Apart from user needs, we had several requirements of our own. As far as possible, we wanted to use the existing metadata from our library catalogue as a basis for search, rather than indexing from scratch. We had already developed a media player to display digitized content of all types, from artworks to video, and the project allowed us to enhance the player and test its functionality. The site also had to operate in the context of the larger, mobile-friendly library website (wellcomelibrary.org).
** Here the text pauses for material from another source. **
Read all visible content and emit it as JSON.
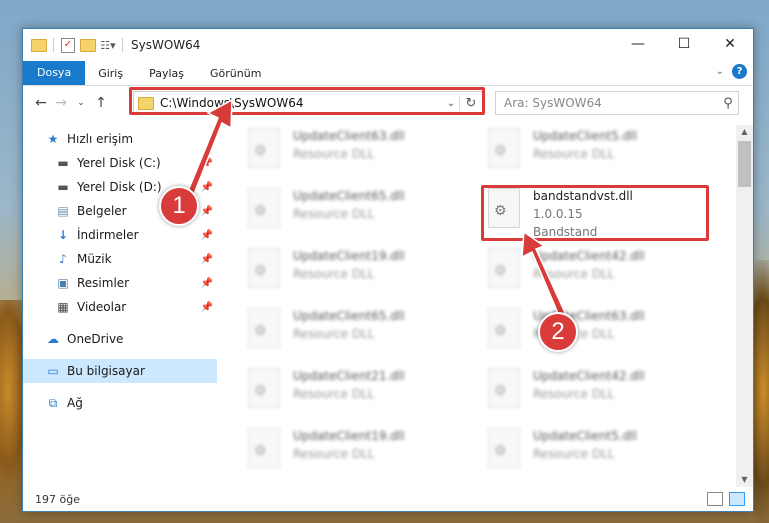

The specialized nature of the content meant that some sections of our target audience would be unfamiliar with the reports and their potential value for nonmedical topics. To help with this, we commissioned Rebecca Taylor, a history professor at Birkbeck, University of London, to write several short articles on different aspects of the reports (wellcomelibrary.org/moh/about-the-reports). We also built an interactive timeline (wellcomelibrary.org/moh/timeline) for the period covered by the reports because the reports were so closely related to changing legislation and events such as the creation of the NHS (National Health Service). The articles and timeline are second-level pages on the site and accessible through site navigation.
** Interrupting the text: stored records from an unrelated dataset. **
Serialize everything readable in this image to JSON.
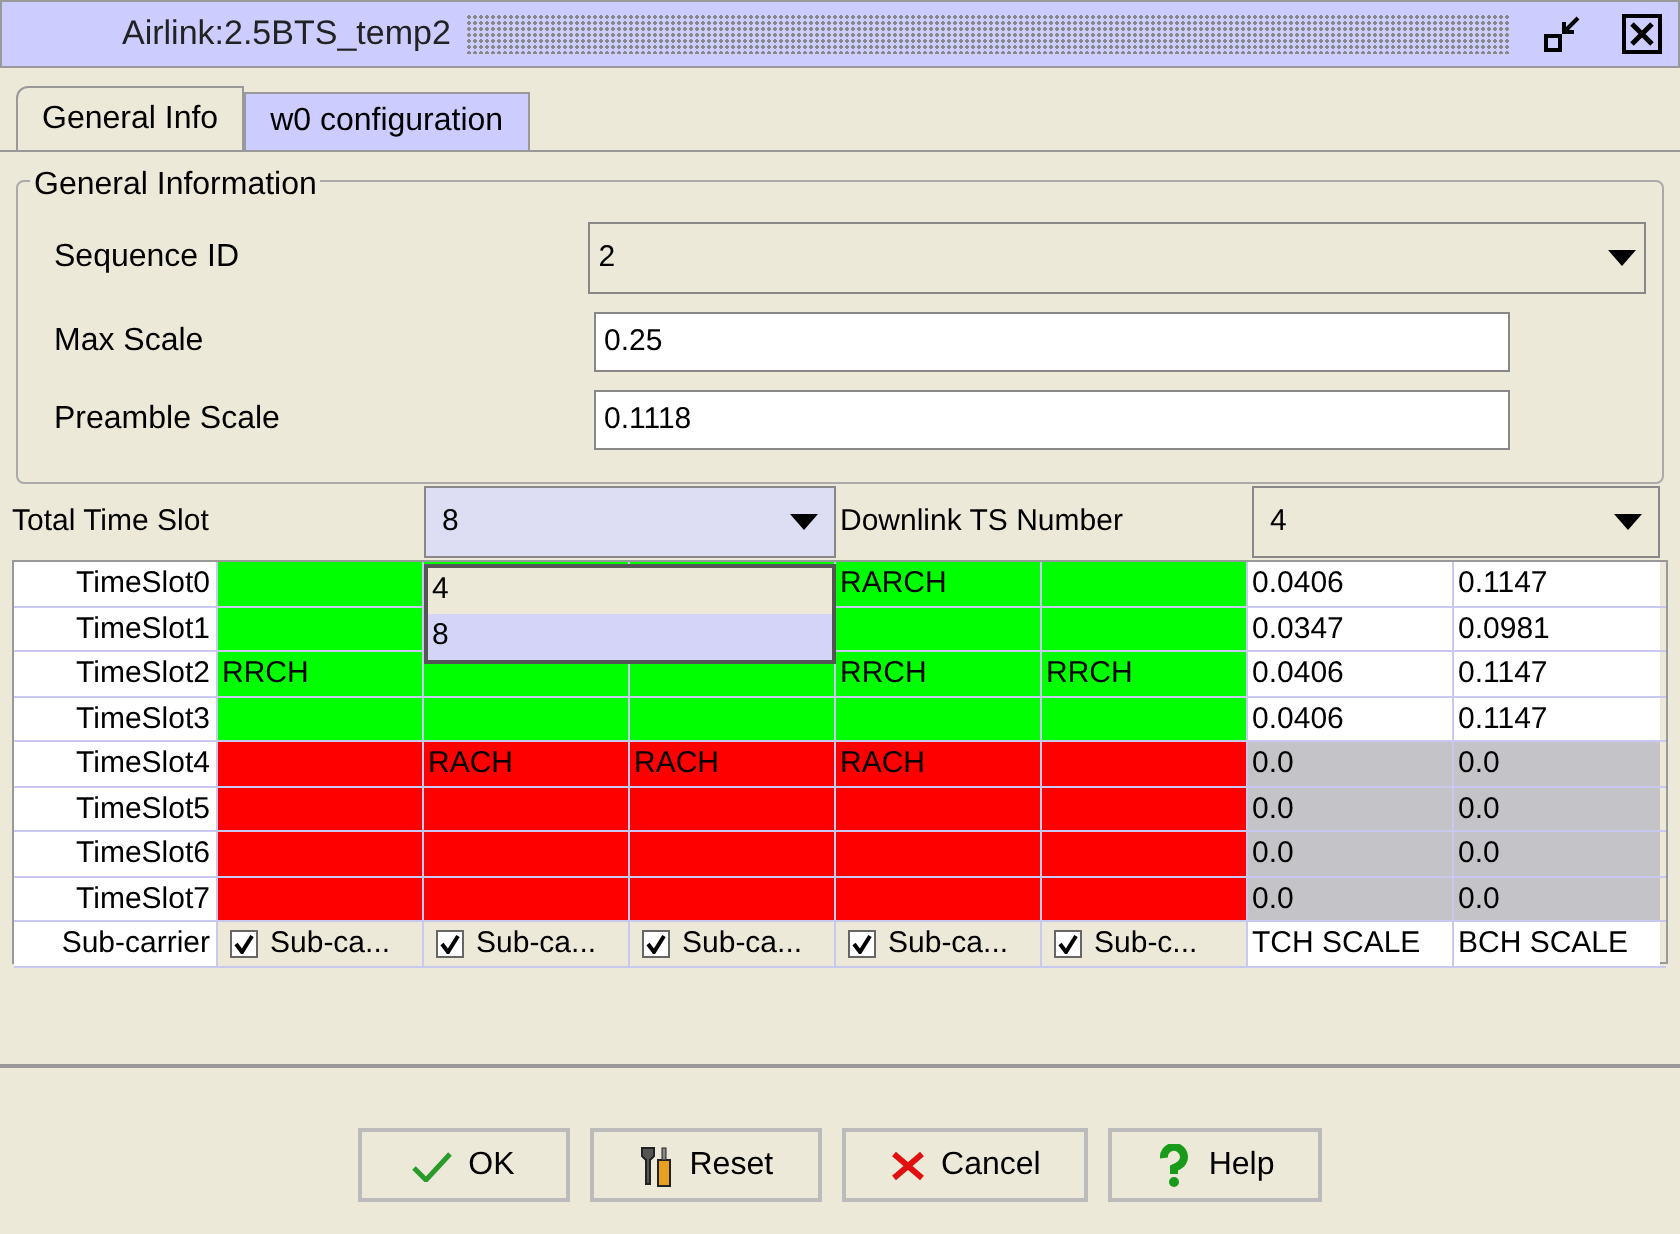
{
  "window": {
    "title": "Airlink:2.5BTS_temp2"
  },
  "tabs": [
    {
      "label": "General Info",
      "selected": true
    },
    {
      "label": "w0 configuration",
      "selected": false
    }
  ],
  "general_information": {
    "title": "General Information",
    "fields": [
      {
        "kind": "dropdown",
        "label": "Sequence ID",
        "value": "2"
      },
      {
        "kind": "text",
        "label": "Max Scale",
        "value": "0.25"
      },
      {
        "kind": "text",
        "label": "Preamble Scale",
        "value": "0.1118"
      }
    ]
  },
  "total_time_slot": {
    "label": "Total Time Slot",
    "value": "8",
    "expanded": true,
    "options": [
      {
        "label": "4",
        "selected": false
      },
      {
        "label": "8",
        "selected": true
      }
    ]
  },
  "downlink_ts_number": {
    "label": "Downlink TS Number",
    "value": "4"
  },
  "table": {
    "rows": [
      {
        "header": "TimeSlot0",
        "color": "#00ff00",
        "cells": [
          {},
          {},
          {},
          {
            "text": "RARCH"
          },
          {}
        ],
        "tch": "0.0406",
        "bch": "0.1147",
        "disabled": false
      },
      {
        "header": "TimeSlot1",
        "color": "#00ff00",
        "cells": [
          {},
          {},
          {},
          {},
          {}
        ],
        "tch": "0.0347",
        "bch": "0.0981",
        "disabled": false
      },
      {
        "header": "TimeSlot2",
        "color": "#00ff00",
        "cells": [
          {
            "text": "RRCH"
          },
          {},
          {},
          {
            "text": "RRCH"
          },
          {
            "text": "RRCH"
          }
        ],
        "tch": "0.0406",
        "bch": "0.1147",
        "disabled": false
      },
      {
        "header": "TimeSlot3",
        "color": "#00ff00",
        "cells": [
          {},
          {},
          {},
          {},
          {}
        ],
        "tch": "0.0406",
        "bch": "0.1147",
        "disabled": false
      },
      {
        "header": "TimeSlot4",
        "color": "#ff0000",
        "cells": [
          {},
          {
            "text": "RACH"
          },
          {
            "text": "RACH"
          },
          {
            "text": "RACH"
          },
          {}
        ],
        "tch": "0.0",
        "bch": "0.0",
        "disabled": true
      },
      {
        "header": "TimeSlot5",
        "color": "#ff0000",
        "cells": [
          {},
          {},
          {},
          {},
          {}
        ],
        "tch": "0.0",
        "bch": "0.0",
        "disabled": true
      },
      {
        "header": "TimeSlot6",
        "color": "#ff0000",
        "cells": [
          {},
          {},
          {},
          {},
          {}
        ],
        "tch": "0.0",
        "bch": "0.0",
        "disabled": true
      },
      {
        "header": "TimeSlot7",
        "color": "#ff0000",
        "cells": [
          {},
          {},
          {},
          {},
          {}
        ],
        "tch": "0.0",
        "bch": "0.0",
        "disabled": true
      }
    ],
    "footer": {
      "header": "Sub-carrier",
      "subcarriers": [
        {
          "label": "Sub-ca...",
          "checked": true
        },
        {
          "label": "Sub-ca...",
          "checked": true
        },
        {
          "label": "Sub-ca...",
          "checked": true
        },
        {
          "label": "Sub-ca...",
          "checked": true
        },
        {
          "label": "Sub-c...",
          "checked": true
        }
      ],
      "tch_label": "TCH SCALE",
      "bch_label": "BCH SCALE"
    }
  },
  "buttons": [
    {
      "kind": "ok",
      "label": "OK"
    },
    {
      "kind": "reset",
      "label": "Reset"
    },
    {
      "kind": "cancel",
      "label": "Cancel"
    },
    {
      "kind": "help",
      "label": "Help"
    }
  ]
}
We intended both these measures to provide mediated access for both new users and those requiring some initial support in their research. More confident and experienced users could go straight to the search interface, prominently placed on the London’s Pulse “homepage.”
Search options on the site provide maximum flexibility, designed to suit a range of different search needs. (See Figure 1 below.)
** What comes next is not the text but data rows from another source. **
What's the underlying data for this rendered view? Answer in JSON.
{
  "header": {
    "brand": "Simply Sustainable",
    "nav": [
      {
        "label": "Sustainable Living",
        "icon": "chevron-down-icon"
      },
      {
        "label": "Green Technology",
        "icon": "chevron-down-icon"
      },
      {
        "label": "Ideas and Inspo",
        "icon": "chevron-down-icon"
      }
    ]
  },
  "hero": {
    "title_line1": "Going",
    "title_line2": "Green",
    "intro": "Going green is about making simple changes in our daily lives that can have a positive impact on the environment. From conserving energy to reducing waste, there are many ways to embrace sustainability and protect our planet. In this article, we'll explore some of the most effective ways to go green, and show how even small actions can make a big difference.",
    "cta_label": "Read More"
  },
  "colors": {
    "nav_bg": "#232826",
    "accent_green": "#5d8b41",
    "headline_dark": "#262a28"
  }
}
Figure 1: Search options on London’s Pulse provide maximum flexibility.
The structured search interface consists of the following:
A free text search box
A location search box with controlled vocabulary and a drop-down list of suggested options
A slider to set the date range
These can be used individually or in combination. Users can search for any combination of topic, place, and date across all the reports. As well as the search interface, the homepage provides the option of browsing the content by date range or modern London borough.
Such an apparently complex combination of search tools not only meets different user needs, but it also allows for the variation in content and format among the reports. During the past 150 years, the social and political organization of London have changed several times, so the same geographic area might have several names or fall under several different authorities.
A researcher wanting information about a particular area can, with the benefit of the location tool, enter a place name and be offered a choice of different names that correspond to this area of London at different time periods. The controlled vocabulary also prevents users from searching for names that don’t occur as locations in the titles of reports. Similarly, browsing a current borough name pulls up any variations in names and accounts for boundary changes.